Sometimes death comes as a bolt out of the blue, an unwelcome surprise to the survivors of the decedent and the administrator of his or her estate. But other times, there is foreknowledge that death is imminent, whether it is months, weeks or even just days away. If you know that you are named as administrator of someone’s estate, and that person is diagnosed with a terminal illness, there are things that you can do while the person is still alive that will make the probate process go more smoothly.
That the individual has taken the time and effort to plan for their estate indicates that they are at least somewhat comfortable with discussing end-of-life matters. This is important, as many people are not. Another vital point is that they have the mental capacity to discuss their affairs. Many physically debilitating illnesses do not impair the mental faculties until the very last stages of the disease, if at all. If the terminally ill person is able and willing to assist the estate administrator, the two can make a list of the debt liabilities prior to the person’s death. This can hasten the probate process later.

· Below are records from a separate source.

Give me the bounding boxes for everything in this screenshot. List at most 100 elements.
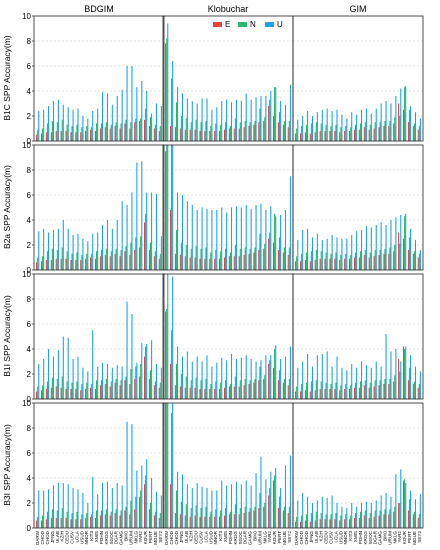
bar-n: [374, 122, 376, 141]
bar-u: [101, 362, 104, 399]
bar-n: [404, 349, 406, 399]
bar-u: [87, 118, 89, 141]
bar-u: [226, 485, 228, 528]
bar-u: [226, 212, 228, 270]
station-label: BIK0: [382, 531, 387, 541]
bar-n: [408, 237, 411, 270]
bar-n: [283, 506, 285, 528]
column-title-gim: GIM: [350, 4, 367, 14]
bar-n: [154, 251, 156, 270]
bar-n: [180, 242, 182, 270]
bar-n: [244, 247, 246, 270]
bar-u: [72, 109, 74, 141]
bar-n: [51, 377, 53, 399]
bar-e: [272, 367, 275, 399]
bar-n: [364, 380, 366, 399]
y-tick-label: 4: [27, 474, 32, 483]
bar-u: [181, 93, 184, 141]
y-tick-label: 6: [27, 62, 32, 71]
bar-n: [210, 252, 212, 270]
bar-e: [199, 516, 201, 528]
bar-u: [196, 210, 198, 270]
bar-u: [52, 101, 55, 141]
bar-n: [325, 382, 327, 399]
station-label: CUSV: [70, 530, 75, 544]
bar-n: [86, 382, 88, 399]
bar-u: [216, 107, 218, 141]
bar-e: [204, 258, 206, 270]
bar-e: [287, 255, 289, 270]
bar-u: [284, 465, 287, 528]
bar-u: [48, 349, 50, 399]
bar-n: [325, 514, 327, 528]
column-title-klobuchar: Klobuchar: [208, 4, 249, 14]
bar-u: [111, 367, 113, 399]
bar-u: [405, 213, 407, 270]
bar-u: [216, 362, 218, 399]
bar-e: [60, 258, 62, 270]
bar-u: [97, 494, 99, 528]
bar-e: [204, 131, 206, 141]
bar-e: [339, 520, 341, 528]
bar-u: [92, 330, 94, 399]
row-label-b2a: B2a SPP Accuracy(m): [2, 165, 12, 249]
bar-n: [269, 99, 271, 141]
bar-n: [404, 479, 406, 528]
bar-u: [316, 355, 318, 399]
bar-e: [179, 386, 181, 399]
y-tick-label: 4: [27, 87, 32, 96]
bar-u: [245, 480, 247, 528]
bar-u: [370, 227, 372, 270]
bar-e: [55, 386, 57, 399]
station-label: JFNG: [179, 531, 184, 543]
bar-n: [225, 380, 227, 399]
bar-n: [76, 124, 78, 141]
station-labels: DARW CHOD CHOD JFNG ULAB KZIH CEDU CUSV LCLA USUD…: [35, 530, 422, 545]
bar-u: [390, 351, 392, 399]
bar-u: [191, 488, 193, 528]
bar-u: [196, 356, 198, 399]
station-label: YAR2: [138, 531, 143, 543]
bar-e: [393, 123, 395, 141]
station-label: CHOD: [40, 530, 45, 544]
bar-u: [336, 503, 338, 528]
station-label: CEDU: [65, 531, 70, 544]
bar-e: [393, 381, 395, 399]
station-label: CHOD: [174, 530, 179, 544]
bar-e: [80, 390, 82, 399]
bar-e: [353, 387, 356, 399]
bar-u: [316, 233, 318, 270]
bar-u: [280, 215, 282, 270]
panel-frame: [33, 15, 165, 142]
bar-e: [85, 131, 87, 141]
station-label: SEY2: [417, 531, 422, 543]
bar-u: [181, 474, 184, 528]
bar-n: [200, 248, 202, 270]
bar-n: [205, 121, 207, 141]
bar-e: [165, 151, 167, 270]
bar-n: [190, 248, 192, 270]
bar-u: [141, 342, 143, 399]
bar-u: [230, 484, 233, 528]
bar-n: [244, 379, 246, 399]
bar-e: [412, 253, 414, 270]
bar-n: [120, 380, 122, 399]
bar-n: [413, 381, 415, 399]
legend-swatch-u: [265, 22, 274, 27]
bar-e: [358, 518, 360, 528]
bar-n: [301, 126, 303, 141]
bar-n: [195, 119, 197, 141]
bar-u: [155, 103, 158, 141]
bar-e: [104, 255, 106, 270]
bar-u: [62, 483, 64, 528]
bar-e: [349, 389, 351, 399]
bar-e: [334, 258, 336, 270]
bar-n: [195, 377, 197, 399]
bar-n: [200, 508, 202, 528]
bar-e: [104, 127, 106, 141]
bar-n: [110, 124, 112, 141]
bar-e: [243, 385, 245, 399]
bar-n: [379, 250, 381, 270]
bar-u: [121, 366, 123, 399]
bar-n: [125, 119, 127, 141]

To streamline the process for all parties, make sure that you include the following:
- Open lines of credit
- Loans for cars, boats and other movables
- Cellphone bills
- Condo fees
- Credit card bills
- Income taxes
- Property taxes
- Utility bills
- Outstanding student loans (check to see if these will be extinguished upon the decedent’s death)

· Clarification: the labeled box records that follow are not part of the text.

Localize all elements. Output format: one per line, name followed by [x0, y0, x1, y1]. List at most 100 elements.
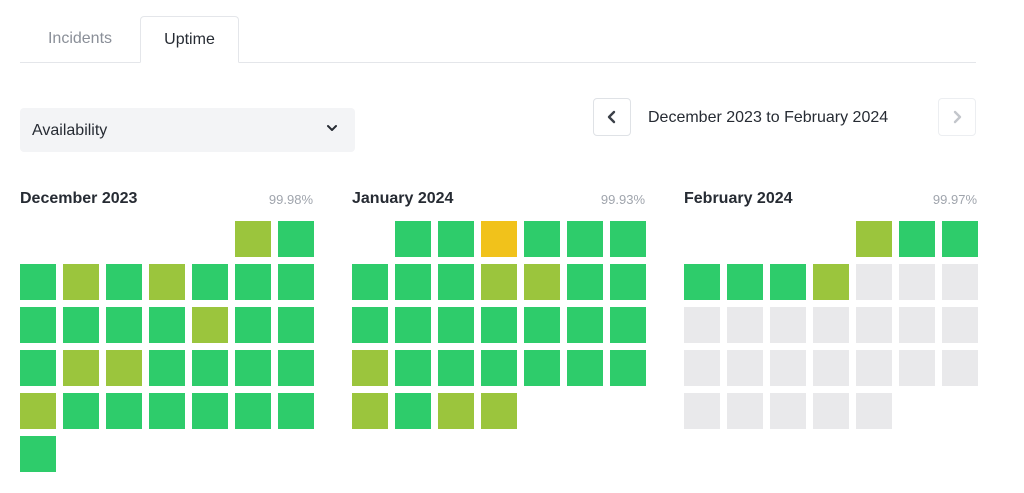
month-title: December 2023 — [20, 190, 138, 207]
day-cell-operational[interactable] — [395, 221, 431, 257]
day-cell-operational[interactable] — [192, 393, 228, 429]
day-cell-no_data[interactable] — [770, 393, 806, 429]
day-cell-no_data[interactable] — [856, 264, 892, 300]
day-cell-minor[interactable] — [192, 307, 228, 343]
day-cell-no_data[interactable] — [727, 350, 763, 386]
chevron-down-icon — [327, 125, 337, 131]
day-cell-no_data[interactable] — [727, 307, 763, 343]
day-cell-operational[interactable] — [20, 264, 56, 300]
day-cell-operational[interactable] — [352, 264, 388, 300]
day-cell-operational[interactable] — [567, 221, 603, 257]
day-cell-operational[interactable] — [610, 221, 646, 257]
day-cell-operational[interactable] — [20, 436, 56, 472]
day-cell-no_data[interactable] — [813, 350, 849, 386]
day-cell-no_data[interactable] — [856, 393, 892, 429]
day-cell-operational[interactable] — [438, 307, 474, 343]
day-cell-operational[interactable] — [524, 221, 560, 257]
day-cell-operational[interactable] — [352, 307, 388, 343]
day-cell-minor[interactable] — [149, 264, 185, 300]
day-cell-operational[interactable] — [727, 264, 763, 300]
day-cell-operational[interactable] — [20, 350, 56, 386]
day-cell-no_data[interactable] — [856, 350, 892, 386]
day-cell-operational[interactable] — [149, 350, 185, 386]
day-cell-operational[interactable] — [395, 264, 431, 300]
day-cell-operational[interactable] — [567, 307, 603, 343]
day-cell-no_data[interactable] — [813, 307, 849, 343]
next-range-button[interactable] — [938, 98, 976, 136]
day-cell-minor[interactable] — [856, 221, 892, 257]
day-cell-operational[interactable] — [524, 307, 560, 343]
chevron-left-icon — [607, 110, 616, 124]
day-cell-operational[interactable] — [684, 264, 720, 300]
day-cell-operational[interactable] — [395, 350, 431, 386]
day-cell-operational[interactable] — [149, 393, 185, 429]
tab-incidents[interactable]: Incidents — [47, 30, 113, 47]
day-cell-operational[interactable] — [899, 221, 935, 257]
day-cell-operational[interactable] — [235, 307, 271, 343]
month-title: February 2024 — [684, 190, 793, 207]
day-cell-operational[interactable] — [235, 350, 271, 386]
day-cell-no_data[interactable] — [942, 264, 978, 300]
day-cell-operational[interactable] — [567, 350, 603, 386]
day-cell-operational[interactable] — [395, 307, 431, 343]
day-cell-operational[interactable] — [438, 221, 474, 257]
day-cell-minor[interactable] — [352, 350, 388, 386]
day-cell-operational[interactable] — [610, 264, 646, 300]
day-cell-operational[interactable] — [481, 350, 517, 386]
day-cell-minor[interactable] — [63, 350, 99, 386]
day-cell-operational[interactable] — [192, 350, 228, 386]
day-cell-operational[interactable] — [524, 350, 560, 386]
day-cell-minor[interactable] — [813, 264, 849, 300]
day-cell-operational[interactable] — [610, 350, 646, 386]
day-cell-operational[interactable] — [942, 221, 978, 257]
day-cell-no_data[interactable] — [899, 307, 935, 343]
day-cell-no_data[interactable] — [899, 350, 935, 386]
day-cell-minor[interactable] — [481, 393, 517, 429]
day-cell-no_data[interactable] — [942, 350, 978, 386]
day-cell-no_data[interactable] — [770, 350, 806, 386]
day-cell-no_data[interactable] — [942, 307, 978, 343]
day-cell-operational[interactable] — [106, 307, 142, 343]
day-cell-no_data[interactable] — [856, 307, 892, 343]
day-cell-no_data[interactable] — [684, 350, 720, 386]
day-cell-minor[interactable] — [235, 221, 271, 257]
day-cell-operational[interactable] — [106, 393, 142, 429]
day-cell-minor[interactable] — [352, 393, 388, 429]
day-cell-operational[interactable] — [481, 307, 517, 343]
day-cell-minor[interactable] — [438, 393, 474, 429]
day-cell-operational[interactable] — [192, 264, 228, 300]
day-cell-operational[interactable] — [63, 393, 99, 429]
day-cell-operational[interactable] — [278, 307, 314, 343]
day-cell-operational[interactable] — [395, 393, 431, 429]
day-cell-operational[interactable] — [278, 350, 314, 386]
tab-uptime[interactable]: Uptime — [140, 16, 239, 63]
day-cell-minor[interactable] — [63, 264, 99, 300]
day-cell-operational[interactable] — [610, 307, 646, 343]
day-cell-minor[interactable] — [481, 264, 517, 300]
metric-select[interactable]: Availability — [20, 108, 355, 152]
day-cell-operational[interactable] — [20, 307, 56, 343]
day-cell-operational[interactable] — [278, 264, 314, 300]
previous-range-button[interactable] — [593, 98, 631, 136]
day-cell-operational[interactable] — [63, 307, 99, 343]
day-cell-degraded[interactable] — [481, 221, 517, 257]
day-cell-operational[interactable] — [278, 221, 314, 257]
day-cell-minor[interactable] — [524, 264, 560, 300]
day-cell-no_data[interactable] — [770, 307, 806, 343]
day-cell-operational[interactable] — [438, 350, 474, 386]
day-cell-operational[interactable] — [438, 264, 474, 300]
day-cell-operational[interactable] — [235, 393, 271, 429]
day-cell-no_data[interactable] — [684, 393, 720, 429]
day-cell-minor[interactable] — [106, 350, 142, 386]
day-cell-operational[interactable] — [770, 264, 806, 300]
day-cell-operational[interactable] — [106, 264, 142, 300]
day-cell-no_data[interactable] — [899, 264, 935, 300]
day-cell-operational[interactable] — [235, 264, 271, 300]
day-cell-operational[interactable] — [149, 307, 185, 343]
day-cell-operational[interactable] — [278, 393, 314, 429]
day-cell-minor[interactable] — [20, 393, 56, 429]
day-cell-no_data[interactable] — [727, 393, 763, 429]
day-cell-no_data[interactable] — [813, 393, 849, 429]
day-cell-no_data[interactable] — [684, 307, 720, 343]
day-cell-operational[interactable] — [567, 264, 603, 300]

- Any open loans against retirement accounts or life insurance policies
- Storage fees
Expenses paid once the individual has died are placed into the category of final expenses; others will be ongoing administrative expenses. Heirs often agree to pay these bills until probate can be opened. Beneficiaries need to use their own judgment about retaining assets that have liens or encumbrances against them that offset their value. In order to keep heavily mortgaged properties, making ongoing payments is vital. This can be a sticking point for some heirs who want to hold on to the family home, which may be underwater in a mortgage. The estate administrator can avoid any appearance of impropriety by seeking legal advice from an estate lawyer about the wisdom of retaining or liquidating assets to pay the decedent’s final bills and estate expenses.